Projected patient volume and revenue targets in Bloomington didn’t justify new investment in the center.
“These [targets] seem very difficult to achieve given the current proposed development of over 30 new facilities, particularly in current key referral markets like Ohio (Ohio State University) and Minnesota (The Mayo Clinic) where this facility draws the majority of its out of state referrals, and declining payer reimbursement rates,” the committee wrote.
Loehrer said he wonders whether many proton facilities are being built for marketing advantage.
“I would also have concerns that there is not much need assessment done for the country in terms of facilities,” Loehrer said. “How many do we need, and where should they be located to best serve our patients?”
Cullen said the U.S. is building far too many proton therapy centers.
“I think that there is the real risk that we are seeing, and will see, a ‘proton bubble’—as they described it—and I think it makes me feel more strongly that centers should really, wherever possible, collaborate and consolidate their efforts to develop and invest in these facilities,” Cullen said. “Otherwise, we’re going to have much more capacity than is justified, and ultimately, that’s going to be an unsustainable expense for the centers that are building these facilities.”
Cullen predicts vigorous competition for patients in the D.C.-Baltimore area.

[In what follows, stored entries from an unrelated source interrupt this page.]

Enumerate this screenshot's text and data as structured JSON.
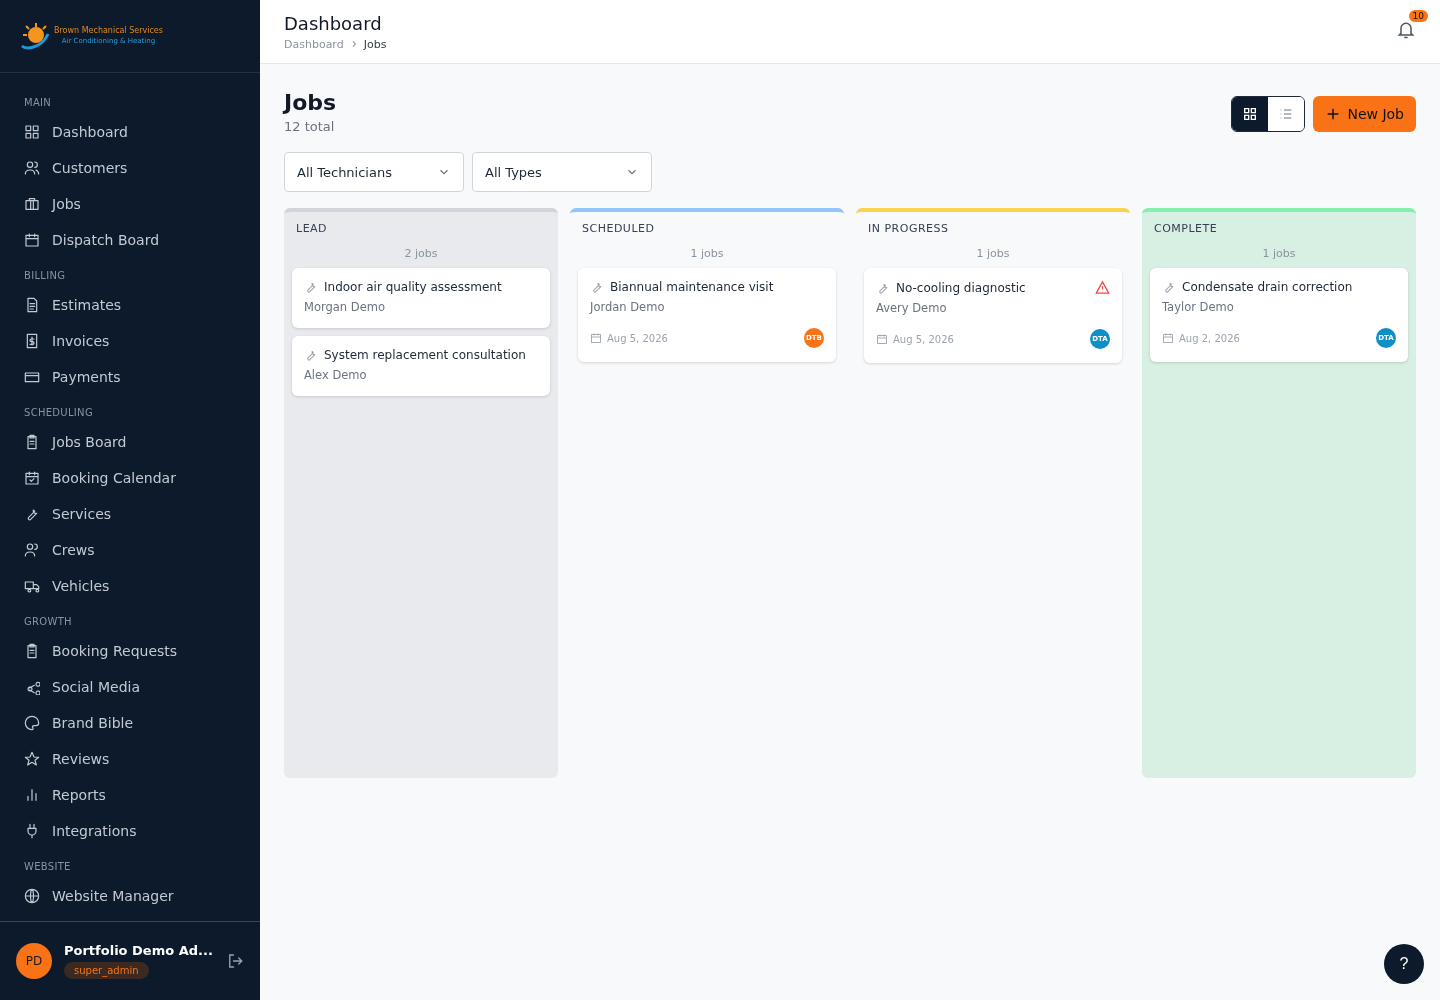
{
  "sidebar": {
    "logo": {
      "name": "Brown Mechanical Services",
      "tagline": "Air Conditioning & Heating"
    },
    "sections": [
      {
        "title": "MAIN",
        "items": [
          {
            "label": "Dashboard"
          },
          {
            "label": "Customers"
          },
          {
            "label": "Jobs"
          },
          {
            "label": "Dispatch Board"
          }
        ]
      },
      {
        "title": "BILLING",
        "items": [
          {
            "label": "Estimates"
          },
          {
            "label": "Invoices"
          },
          {
            "label": "Payments"
          }
        ]
      },
      {
        "title": "SCHEDULING",
        "items": [
          {
            "label": "Jobs Board"
          },
          {
            "label": "Booking Calendar"
          },
          {
            "label": "Services"
          },
          {
            "label": "Crews"
          },
          {
            "label": "Vehicles"
          }
        ]
      },
      {
        "title": "GROWTH",
        "items": [
          {
            "label": "Booking Requests"
          },
          {
            "label": "Social Media"
          },
          {
            "label": "Brand Bible"
          },
          {
            "label": "Reviews"
          },
          {
            "label": "Reports"
          },
          {
            "label": "Integrations"
          }
        ]
      },
      {
        "title": "WEBSITE",
        "items": [
          {
            "label": "Website Manager"
          }
        ]
      }
    ],
    "user": {
      "initials": "PD",
      "name": "Portfolio Demo Ad...",
      "role": "super_admin"
    }
  },
  "header": {
    "title": "Dashboard",
    "breadcrumb": [
      "Dashboard",
      "Jobs"
    ],
    "notifications": "10"
  },
  "page": {
    "title": "Jobs",
    "subtitle": "12 total",
    "view_toggle": [
      {
        "kind": "grid",
        "selected": true
      },
      {
        "kind": "list",
        "selected": false
      }
    ],
    "new_button": "New Job",
    "filters": [
      "All Technicians",
      "All Types"
    ]
  },
  "columns": [
    {
      "title": "LEAD",
      "count": "2 jobs",
      "color": "#d1d5db",
      "shaded": true,
      "cards": [
        {
          "title": "Indoor air quality assessment",
          "customer": "Morgan Demo",
          "alert": false
        },
        {
          "title": "System replacement consultation",
          "customer": "Alex Demo",
          "alert": false
        }
      ]
    },
    {
      "title": "SCHEDULED",
      "count": "1 jobs",
      "color": "#93c5fd",
      "shaded": false,
      "cards": [
        {
          "title": "Biannual maintenance visit",
          "customer": "Jordan Demo",
          "date": "Aug 5, 2026",
          "assignee": "DTB",
          "color": "#f97316",
          "alert": false
        }
      ]
    },
    {
      "title": "IN PROGRESS",
      "count": "1 jobs",
      "color": "#fcd34d",
      "shaded": false,
      "cards": [
        {
          "title": "No-cooling diagnostic",
          "customer": "Avery Demo",
          "date": "Aug 5, 2026",
          "assignee": "DTA",
          "color": "#0e8fc5",
          "alert": true
        }
      ]
    },
    {
      "title": "COMPLETE",
      "count": "1 jobs",
      "color": "#86efac",
      "shaded": true,
      "cards": [
        {
          "title": "Condensate drain correction",
          "customer": "Taylor Demo",
          "date": "Aug 2, 2026",
          "assignee": "DTA",
          "color": "#0e8fc5",
          "alert": false
        }
      ]
    }
  ],
  "help_button": "?"
}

“I’ve looked at the business plans for all three facilities as part of the District of Columbia certificate of need process—and I think it’s fair to say that all of them are very optimistic and don’t really take into significant account the possibility that additional facilities will be built in the immediate area,” Cullen said.
“It’s inconceivable to me that the three facilities will achieve their business projections, and if there are three facilities open in a small area, it seems very likely that none of them will meet their original volume projections.
“But Hopkins and MedStar had said, no, they don’t want to do it, they want to build their own.
“I’m very puzzled by the decision making at MedStar and Hopkins that makes them want to continue to develop their facilities independently given all of the economic issues that the closure of Indiana raised.”
The conclusion that there would be a capacity overload for proton beam therapy in the U.S. may be too simplistic, said Mehta, medical director of the University of Maryland center, which will have a capacity of treating 2,000 patients annually when all five rooms are completed in late 2016.
The center will be run by the Department of Radiation Oncology, which does not report to Cullen or the Greenebaum Cancer Center. No funds from the cancer center or the university is involved in the construction or maintenance of the proton facility, Cullen said.
“The assumption that the capacity has been exceeded implies that these so-called experts have a clear definition, in their minds, as to what the capacity is, and what represents excess capacity,” Mehta said. “And so the implications of that assumption would be, that I, as this expert—and I’m merely paraphrasing—although I’ve never actually used proton therapy myself, I’m somehow enough of an expert to know exactly what’s going to happen with proton therapy in the next three, four, five or 10 years, and can predict with precision, how many patients will benefit, and I can therefore give you a capacity rate, and tell you what the capacity is.
“You can very well imagine that there are so many assumptions in a scenario like that, that the likelihood that such a statement would be true is low.
“Believing that would be quite simplistic.”